Fuera de su círculo de influencia existe el otro, al que someten a un escrutinio salvaje, como si formase parte de otra especie. Si hay que acabar con él, se acaba. No es nadie y, como tal, debe ser tratado, así le vaya la vida o la muerte en ello. Despedazarlo a la luz del día, entre risas y jaleos. Destruir su autoconfianza, hasta que el corazón reviente. Así es la vida de millares de niños y adolescentes que sufren la maldad de hampones, matasietes, princesas de chalet en la Moraleja y de acomplejados con padres y madres que encubren a sus bestias, siempre que las reconozcan. Son bestias al cuadrado que esponjan la ignominia de sus hijos dando lecciones de buenos padres a todos lo demás. Imposible ser más abyecto. Son cobardes.

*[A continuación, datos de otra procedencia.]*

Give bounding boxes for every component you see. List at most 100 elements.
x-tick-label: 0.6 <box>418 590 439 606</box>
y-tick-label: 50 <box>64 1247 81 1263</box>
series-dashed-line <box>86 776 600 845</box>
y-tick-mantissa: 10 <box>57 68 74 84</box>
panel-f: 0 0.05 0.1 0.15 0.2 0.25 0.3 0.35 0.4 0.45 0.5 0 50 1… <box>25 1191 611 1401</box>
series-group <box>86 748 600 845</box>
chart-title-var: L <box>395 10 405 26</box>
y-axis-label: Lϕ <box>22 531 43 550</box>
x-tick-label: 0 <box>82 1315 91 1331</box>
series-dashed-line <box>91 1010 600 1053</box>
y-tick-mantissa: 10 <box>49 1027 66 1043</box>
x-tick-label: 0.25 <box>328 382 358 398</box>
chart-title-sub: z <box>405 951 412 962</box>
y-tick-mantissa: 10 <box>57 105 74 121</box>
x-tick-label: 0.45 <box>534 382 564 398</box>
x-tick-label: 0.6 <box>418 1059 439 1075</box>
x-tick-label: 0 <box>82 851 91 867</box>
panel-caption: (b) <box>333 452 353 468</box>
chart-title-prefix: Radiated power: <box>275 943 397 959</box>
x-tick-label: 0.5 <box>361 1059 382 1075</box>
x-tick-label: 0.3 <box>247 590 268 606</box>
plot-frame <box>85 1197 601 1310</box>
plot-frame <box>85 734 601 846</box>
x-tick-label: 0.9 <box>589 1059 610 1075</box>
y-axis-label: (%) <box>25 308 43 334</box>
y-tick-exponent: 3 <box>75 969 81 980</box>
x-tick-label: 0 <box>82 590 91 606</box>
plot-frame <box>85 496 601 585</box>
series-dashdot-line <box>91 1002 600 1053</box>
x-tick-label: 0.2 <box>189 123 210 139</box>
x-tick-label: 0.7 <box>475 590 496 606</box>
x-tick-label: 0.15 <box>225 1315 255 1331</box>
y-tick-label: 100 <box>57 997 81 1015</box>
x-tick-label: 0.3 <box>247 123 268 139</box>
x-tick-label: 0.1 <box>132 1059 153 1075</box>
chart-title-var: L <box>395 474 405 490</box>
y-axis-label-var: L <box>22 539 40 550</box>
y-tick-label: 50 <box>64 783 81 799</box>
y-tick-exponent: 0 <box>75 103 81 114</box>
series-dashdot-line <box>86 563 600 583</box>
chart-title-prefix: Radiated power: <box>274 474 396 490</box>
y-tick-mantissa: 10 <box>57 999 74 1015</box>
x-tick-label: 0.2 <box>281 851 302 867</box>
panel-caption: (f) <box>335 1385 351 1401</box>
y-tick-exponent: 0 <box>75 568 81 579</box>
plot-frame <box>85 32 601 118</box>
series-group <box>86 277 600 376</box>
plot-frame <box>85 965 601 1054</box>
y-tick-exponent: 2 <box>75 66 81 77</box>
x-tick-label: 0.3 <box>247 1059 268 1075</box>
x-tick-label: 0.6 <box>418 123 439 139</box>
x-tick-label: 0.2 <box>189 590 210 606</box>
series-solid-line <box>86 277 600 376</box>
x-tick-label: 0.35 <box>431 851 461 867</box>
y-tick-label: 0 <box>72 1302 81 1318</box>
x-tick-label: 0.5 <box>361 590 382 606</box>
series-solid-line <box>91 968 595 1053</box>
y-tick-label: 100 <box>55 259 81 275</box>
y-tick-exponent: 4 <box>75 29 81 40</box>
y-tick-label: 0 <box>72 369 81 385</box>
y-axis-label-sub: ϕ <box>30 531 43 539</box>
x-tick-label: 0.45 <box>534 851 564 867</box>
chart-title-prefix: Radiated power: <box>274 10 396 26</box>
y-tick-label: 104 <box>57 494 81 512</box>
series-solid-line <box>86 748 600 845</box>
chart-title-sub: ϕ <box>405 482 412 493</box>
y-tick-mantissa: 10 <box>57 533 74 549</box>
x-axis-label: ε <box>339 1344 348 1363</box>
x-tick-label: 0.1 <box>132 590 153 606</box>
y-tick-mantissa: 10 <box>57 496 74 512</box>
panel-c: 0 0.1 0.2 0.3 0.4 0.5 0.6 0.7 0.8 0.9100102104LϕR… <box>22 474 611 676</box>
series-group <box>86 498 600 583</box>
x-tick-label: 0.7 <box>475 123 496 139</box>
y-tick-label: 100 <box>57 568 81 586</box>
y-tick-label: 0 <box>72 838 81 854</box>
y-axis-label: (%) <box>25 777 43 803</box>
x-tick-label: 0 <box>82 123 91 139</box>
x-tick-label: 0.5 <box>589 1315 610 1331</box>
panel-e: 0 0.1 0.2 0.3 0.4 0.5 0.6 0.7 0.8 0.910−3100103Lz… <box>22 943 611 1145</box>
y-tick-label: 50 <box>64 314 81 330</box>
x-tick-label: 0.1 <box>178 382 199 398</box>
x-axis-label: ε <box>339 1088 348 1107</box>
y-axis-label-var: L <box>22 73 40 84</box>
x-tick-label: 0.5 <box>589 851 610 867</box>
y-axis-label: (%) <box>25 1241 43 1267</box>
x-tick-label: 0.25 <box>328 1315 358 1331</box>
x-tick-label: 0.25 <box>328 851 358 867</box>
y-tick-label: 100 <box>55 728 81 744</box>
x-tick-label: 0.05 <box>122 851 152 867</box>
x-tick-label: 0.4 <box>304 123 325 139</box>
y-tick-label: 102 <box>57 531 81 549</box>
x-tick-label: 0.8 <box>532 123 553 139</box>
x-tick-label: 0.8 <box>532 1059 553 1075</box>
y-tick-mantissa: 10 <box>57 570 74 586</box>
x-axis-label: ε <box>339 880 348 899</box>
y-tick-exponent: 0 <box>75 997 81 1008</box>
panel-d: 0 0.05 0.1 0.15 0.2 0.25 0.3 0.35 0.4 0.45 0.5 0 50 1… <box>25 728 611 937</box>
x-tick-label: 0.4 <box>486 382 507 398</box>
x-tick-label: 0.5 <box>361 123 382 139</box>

El 21 de diciembre del año pasado se celebró en Barcelona un Consejo de Ministros, entre medidas extraordinarias de seguridad y actos de sabotaje en carreteras y vías de tren. Aquel día quien escribe este artículo estaba allí, para sorpresa de muchos. Fue para cumplir con una invitación de mi buena amiga Miriam Díaz-Aroca quien había organizado con gran antelación una gala contra el acoso escolar en Casteldefells coincidiendo casualmente con el tabernáculo gubernamental. Era noche de lazos amarillos y de tensión subyacente. A pesar de las advertencias que recibí, cumplí mi compromiso y acudí para dar testimonio de una experiencia que conocí en tercera persona.
Después de mi intervención, accedieron al escenario una gran mujer, miss universo España, y un gran hombre, uno de los mejores modelos e influencers de este país, quienes habían padecido durante muchos años el sabotaje emocional y el escarnio de sus compañeros de colegio. Eran diferentes. Aquel día, entre confesiones y cava del Ampurdan, me nombraron capitán de la causa, su capitán, como en El club de los poetas muertos. Por ello, todos hemos de ponernos de pie sobre las mesas de nuestros pupitres y decir basta ya. El tiempo de los cobardes ha acabado.